Dans la seconde, on voit le même homme perdre le sol sous ses pieds. La vie s’en va en lambeaux, comme une trop vieille étoffe. Devenu dès lors étranger à lui-même, il erre de par le monde … Il finit par trouver refuge dans un monastère où il passe de longues années à mâcher son koan et à traverser un à un ses enfers. Puis vient le jour où se brise le miroir des apparences, le jour du grand rire libérateur. Il rentre alors paisiblement chez lui.

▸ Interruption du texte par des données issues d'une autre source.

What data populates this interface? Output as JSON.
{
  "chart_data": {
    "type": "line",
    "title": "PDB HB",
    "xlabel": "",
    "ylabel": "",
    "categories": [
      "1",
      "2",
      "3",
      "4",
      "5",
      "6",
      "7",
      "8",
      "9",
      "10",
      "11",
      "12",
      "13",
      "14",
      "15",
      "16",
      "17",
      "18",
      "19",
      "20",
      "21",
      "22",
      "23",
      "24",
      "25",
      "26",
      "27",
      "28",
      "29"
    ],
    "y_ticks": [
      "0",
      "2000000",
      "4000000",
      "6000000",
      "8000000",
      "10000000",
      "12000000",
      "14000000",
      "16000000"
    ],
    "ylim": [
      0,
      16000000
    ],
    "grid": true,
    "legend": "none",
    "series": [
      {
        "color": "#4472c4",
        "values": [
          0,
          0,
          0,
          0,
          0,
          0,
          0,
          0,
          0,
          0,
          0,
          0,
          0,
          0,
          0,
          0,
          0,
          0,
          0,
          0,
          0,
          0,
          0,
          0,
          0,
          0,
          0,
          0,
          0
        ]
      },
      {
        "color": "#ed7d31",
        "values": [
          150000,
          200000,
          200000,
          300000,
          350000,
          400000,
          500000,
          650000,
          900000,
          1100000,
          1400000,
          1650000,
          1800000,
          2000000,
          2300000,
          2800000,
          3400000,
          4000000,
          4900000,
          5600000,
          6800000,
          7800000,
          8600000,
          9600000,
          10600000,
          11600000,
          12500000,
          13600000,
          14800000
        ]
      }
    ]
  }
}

La troisième et dernière scène le montre accoudé à sa fenêtre. Devant lui un érable où niche un oiseau. Le vent balance une branche et au loin gargouille un ruisseau.

Avant/Après. Rien n'est changé en apparence. […]

Ce qui était, au début, devant les yeux, les yeux maintenant le sont aussi…



[2] Cité par D. T. Suzuki, Essai sur le bouddhisme zen, première partie, Paris, Albin-Michel, 1972, p. 298-300

[3] D'après le rituel du dokusan, le pratiquant  commence par se prosterner.

[4] Romancière et essayiste, Christiane Singer (décédée en 207) a été formée à la leibthérapie de Graf Durckheim. Voici la 4e de couverture de Histoire d'âme :" De tous les actes inachevés, de tous les gestes que nous n'avons pas menés jusqu'au bout, de tout cet à peu près dont nous tissons nos jours et nos nuits, de toutes les rencontres avortées avec soi-même et les autres, naît un jour la crise. Une femme vit cette "nuit de l'âme" au cœur de l'hiver dans la solitude d'une maison retirée. Elle l'explore, la pénètre et la retient en des lignes brèves, justes, fatales qui touchent droit au cœur. Depuis La Mort viennoise et La Guerre des filles, Christiane Singer poursuit cette même quête de l'essentiel tapi au fond de nous. Traversée du miroir, récit initiatique, Histoire d'âme évoque au plus profond et au plus simple le mystère, la difficulté et le bonheur d'être avec des éclats de diamant noir."